In a Next.js application, securing routes based on user authentication status is essential. This documentation outlines how to handle three types of routes: Public, Private, and Guest-only.

Public Routes or Shared Routes

Public routes are accessible to all users, whether they are authenticated or not. By default, all pages within the src/app directory in a Next.js application are considered public.

src/app/about/page.tsx
export default function About() {
  return <h1>About Page - Accessible to everyone</h1>;
}

We have only some routes under the (blank-layout-pages) folder that are protected with GuestOnlyRoute and other routes will work as shared routes as they are not wrapped with AuthGuard or GuestOnlyRoute.

If user wants some shared route with our dashboard layout, they can create a layout.tsx file under the src/app/(dashboard)/(shared-dashboard) folder.
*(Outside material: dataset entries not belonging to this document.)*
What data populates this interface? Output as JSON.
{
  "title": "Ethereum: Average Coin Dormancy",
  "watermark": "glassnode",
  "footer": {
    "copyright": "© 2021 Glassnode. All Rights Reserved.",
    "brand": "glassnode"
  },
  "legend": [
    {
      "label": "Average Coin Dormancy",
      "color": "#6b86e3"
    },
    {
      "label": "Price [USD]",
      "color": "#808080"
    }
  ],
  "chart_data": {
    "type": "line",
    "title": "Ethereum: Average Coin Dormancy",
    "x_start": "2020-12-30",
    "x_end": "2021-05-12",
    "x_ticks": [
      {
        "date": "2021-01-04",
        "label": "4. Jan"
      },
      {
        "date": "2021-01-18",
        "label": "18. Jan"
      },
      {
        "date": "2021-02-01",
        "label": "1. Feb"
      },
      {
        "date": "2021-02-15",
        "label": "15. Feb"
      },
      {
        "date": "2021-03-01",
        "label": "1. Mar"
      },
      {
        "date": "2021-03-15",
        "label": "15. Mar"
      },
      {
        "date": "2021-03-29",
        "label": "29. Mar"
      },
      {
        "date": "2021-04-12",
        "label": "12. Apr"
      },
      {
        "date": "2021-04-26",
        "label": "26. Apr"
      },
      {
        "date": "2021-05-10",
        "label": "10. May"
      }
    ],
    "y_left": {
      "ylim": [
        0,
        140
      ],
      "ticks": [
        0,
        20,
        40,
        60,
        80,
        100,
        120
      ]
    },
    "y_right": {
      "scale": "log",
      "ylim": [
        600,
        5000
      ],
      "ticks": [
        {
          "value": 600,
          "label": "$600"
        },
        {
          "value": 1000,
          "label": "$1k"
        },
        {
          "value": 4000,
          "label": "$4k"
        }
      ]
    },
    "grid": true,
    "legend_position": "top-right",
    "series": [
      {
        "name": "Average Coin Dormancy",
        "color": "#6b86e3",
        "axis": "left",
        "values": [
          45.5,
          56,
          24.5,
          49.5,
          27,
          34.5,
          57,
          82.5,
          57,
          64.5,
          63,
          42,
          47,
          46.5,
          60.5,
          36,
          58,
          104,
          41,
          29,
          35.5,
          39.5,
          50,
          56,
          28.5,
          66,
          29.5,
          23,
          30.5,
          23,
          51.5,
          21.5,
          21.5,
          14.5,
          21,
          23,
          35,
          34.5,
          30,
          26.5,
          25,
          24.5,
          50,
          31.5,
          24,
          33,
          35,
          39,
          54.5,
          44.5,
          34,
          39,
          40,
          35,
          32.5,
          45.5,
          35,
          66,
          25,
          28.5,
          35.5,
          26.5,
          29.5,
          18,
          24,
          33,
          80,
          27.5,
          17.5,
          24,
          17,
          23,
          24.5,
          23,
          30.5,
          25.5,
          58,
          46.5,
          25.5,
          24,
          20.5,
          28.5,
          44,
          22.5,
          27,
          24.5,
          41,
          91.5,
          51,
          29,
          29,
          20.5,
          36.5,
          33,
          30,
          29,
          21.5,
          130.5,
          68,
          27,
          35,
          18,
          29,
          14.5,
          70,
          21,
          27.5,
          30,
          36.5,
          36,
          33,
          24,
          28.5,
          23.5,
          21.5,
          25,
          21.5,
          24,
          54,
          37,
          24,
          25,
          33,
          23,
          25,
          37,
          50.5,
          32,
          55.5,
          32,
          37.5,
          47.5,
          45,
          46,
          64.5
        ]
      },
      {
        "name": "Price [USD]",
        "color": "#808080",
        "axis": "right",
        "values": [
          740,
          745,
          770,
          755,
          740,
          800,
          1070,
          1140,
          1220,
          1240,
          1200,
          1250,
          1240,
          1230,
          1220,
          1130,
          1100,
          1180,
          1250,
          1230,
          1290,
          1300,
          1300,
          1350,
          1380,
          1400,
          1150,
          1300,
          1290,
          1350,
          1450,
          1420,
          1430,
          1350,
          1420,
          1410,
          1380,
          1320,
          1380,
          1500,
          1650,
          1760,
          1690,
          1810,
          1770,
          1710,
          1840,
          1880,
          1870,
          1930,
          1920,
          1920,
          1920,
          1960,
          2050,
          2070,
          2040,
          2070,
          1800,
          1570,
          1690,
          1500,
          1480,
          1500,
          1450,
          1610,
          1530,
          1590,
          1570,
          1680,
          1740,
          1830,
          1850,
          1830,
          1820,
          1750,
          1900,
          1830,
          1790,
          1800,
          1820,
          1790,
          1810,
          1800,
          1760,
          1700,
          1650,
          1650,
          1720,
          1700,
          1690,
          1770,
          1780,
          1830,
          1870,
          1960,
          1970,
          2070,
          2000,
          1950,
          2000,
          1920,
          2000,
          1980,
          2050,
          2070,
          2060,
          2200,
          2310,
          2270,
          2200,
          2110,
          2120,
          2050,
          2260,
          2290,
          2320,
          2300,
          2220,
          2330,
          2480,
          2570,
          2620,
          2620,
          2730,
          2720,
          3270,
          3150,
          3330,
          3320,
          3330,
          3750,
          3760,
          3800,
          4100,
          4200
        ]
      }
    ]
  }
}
User need to copy the layout.tsx file from the src/app/(dashboard)/(private) and paste it under the src/app/(dashboard)/(shared-dashboard) folder and remove the AuthGuard import and its usage.

Private Routes

Private routes are restricted to authenticated users only. These routes typically contain sensitive information or functionality that should not be exposed to unauthenticated users. All the pages within the src/app/[lang]/(dashboard)/(private) (if translation (i18n) feature is implemented) or src/app/(dashboard)/(private) (if translation (i18n) feature is not implemented) directory are considered private.
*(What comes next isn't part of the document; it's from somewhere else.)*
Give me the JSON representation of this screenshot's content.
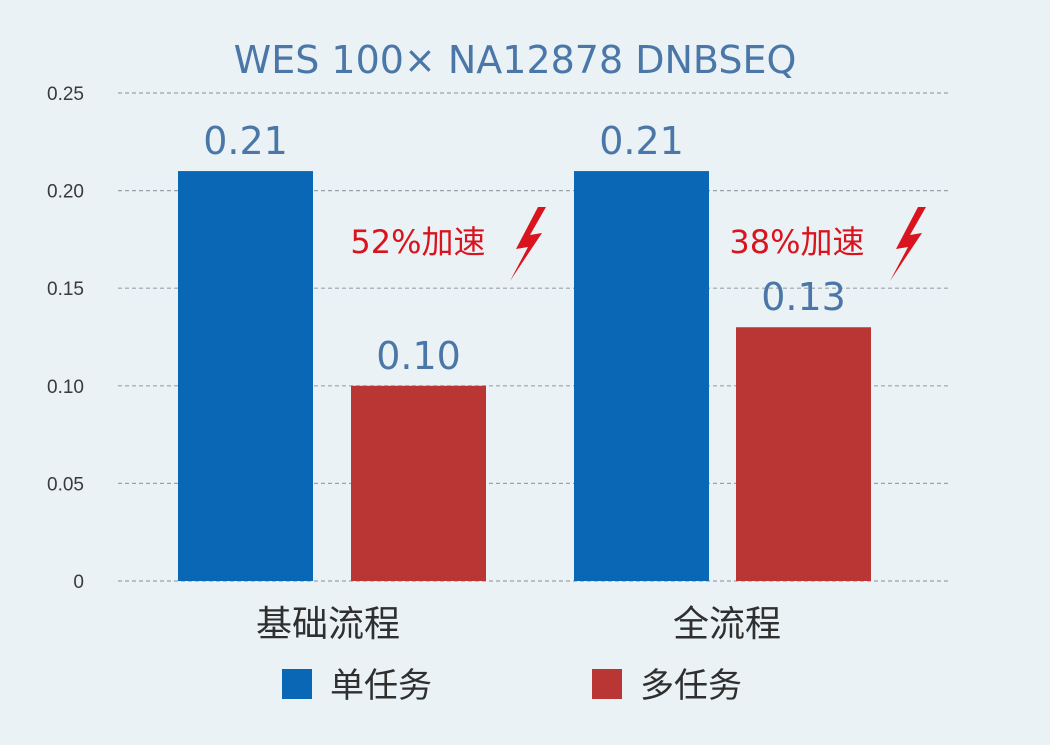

src/app/[lang]/(dashboard)/(private)/profile/page.tsx
export default function Profile() {
  return <h1>Profile Page - Accessible to authenticated users only</h1>;
}

For making routes private, we have used a Higher Order Component (HOC) called AuthGuard, which is defined in the src/hocs directory. We wrap the private routes layout with this HOC to ensure that only authenticated users can access them.

Guest Routes

Guest-only routes are for pages like Login, Registration, Forgot Password, etc., which should only be accessible to unauthenticated users as we don't want already logged in user to visit those pages.
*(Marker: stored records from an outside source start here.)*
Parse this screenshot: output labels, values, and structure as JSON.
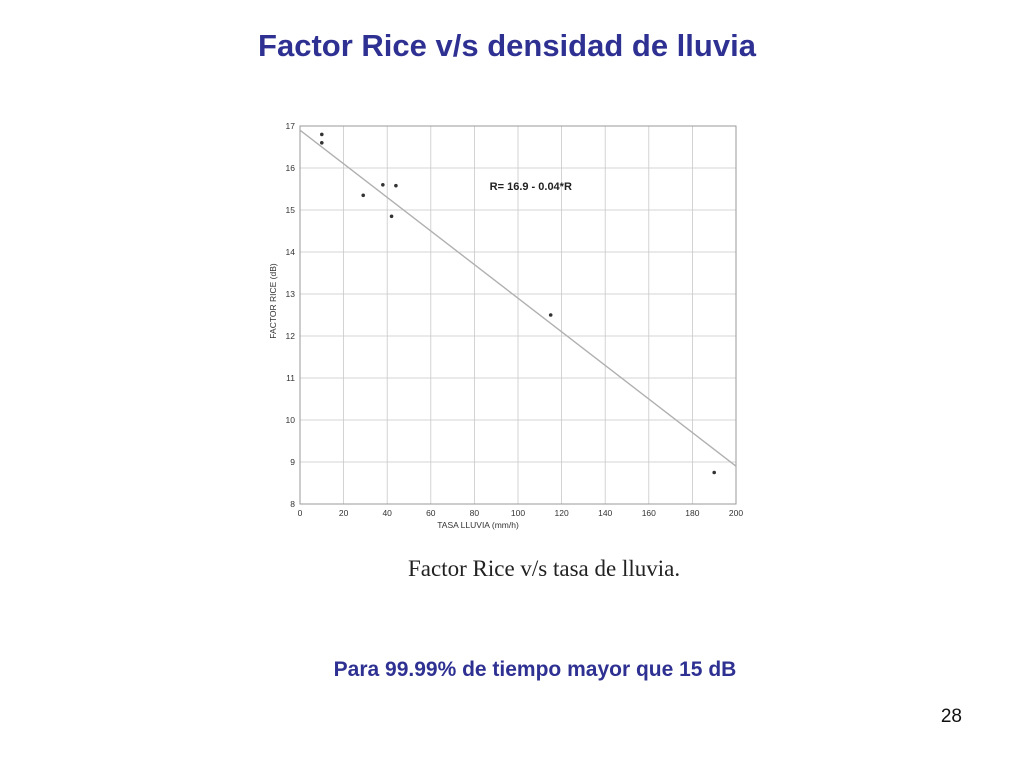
{
  "slide": {
    "title": "Factor Rice v/s densidad de lluvia",
    "caption": "Factor Rice v/s tasa de lluvia.",
    "note": "Para 99.99% de tiempo mayor que 15 dB",
    "page_number": "28"
  },
  "colors": {
    "title": "#2e3192",
    "grid": "#c8c8c8",
    "fit_line": "#b0b0b0",
    "points": "#333333"
  },
  "chart_data": {
    "type": "scatter",
    "title": "",
    "xlabel": "TASA LLUVIA (mm/h)",
    "ylabel": "FACTOR RICE (dB)",
    "xlim": [
      0,
      200
    ],
    "ylim": [
      8,
      17
    ],
    "xticks": [
      0,
      20,
      40,
      60,
      80,
      100,
      120,
      140,
      160,
      180,
      200
    ],
    "yticks": [
      8,
      9,
      10,
      11,
      12,
      13,
      14,
      15,
      16,
      17
    ],
    "grid": true,
    "series": [
      {
        "points": [
          {
            "x": 10,
            "y": 16.8
          },
          {
            "x": 10,
            "y": 16.6
          },
          {
            "x": 29,
            "y": 15.35
          },
          {
            "x": 38,
            "y": 15.6
          },
          {
            "x": 42,
            "y": 14.85
          },
          {
            "x": 44,
            "y": 15.58
          },
          {
            "x": 115,
            "y": 12.5
          },
          {
            "x": 190,
            "y": 8.75
          }
        ]
      }
    ],
    "fit": {
      "x": [
        0,
        200
      ],
      "y": [
        16.9,
        8.9
      ]
    },
    "annotation": "R= 16.9 - 0.04*R"
  }
}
All the pages within the src/app/[lang]/(blank-layout-pages)/(guest-only) (if translation (i18n) feature is implemented) or src/app/(blank-layout-pages)/(guest-only) (if translation (i18n) feature is not implemented) directory are considered guest-only.

src/app/[lang]/(blank-layout-pages)/(guest-only)/login/page.tsx
export default function Login() {
  return <h1>Login Page - Accessible to unauthenticated users only</h1>;
}

For making routes guest-only we have used HOC (Higher Order Component) GuestGuard, which is defined in the src/hocs directory. We wrap the guest routes layout with this HOC to ensure that only unauthenticated users can access them.

By following these guidelines, you can ensure that your Next.js application has clearly defined and secure public, private, and guest-only routes, enhancing the overall security and user experience.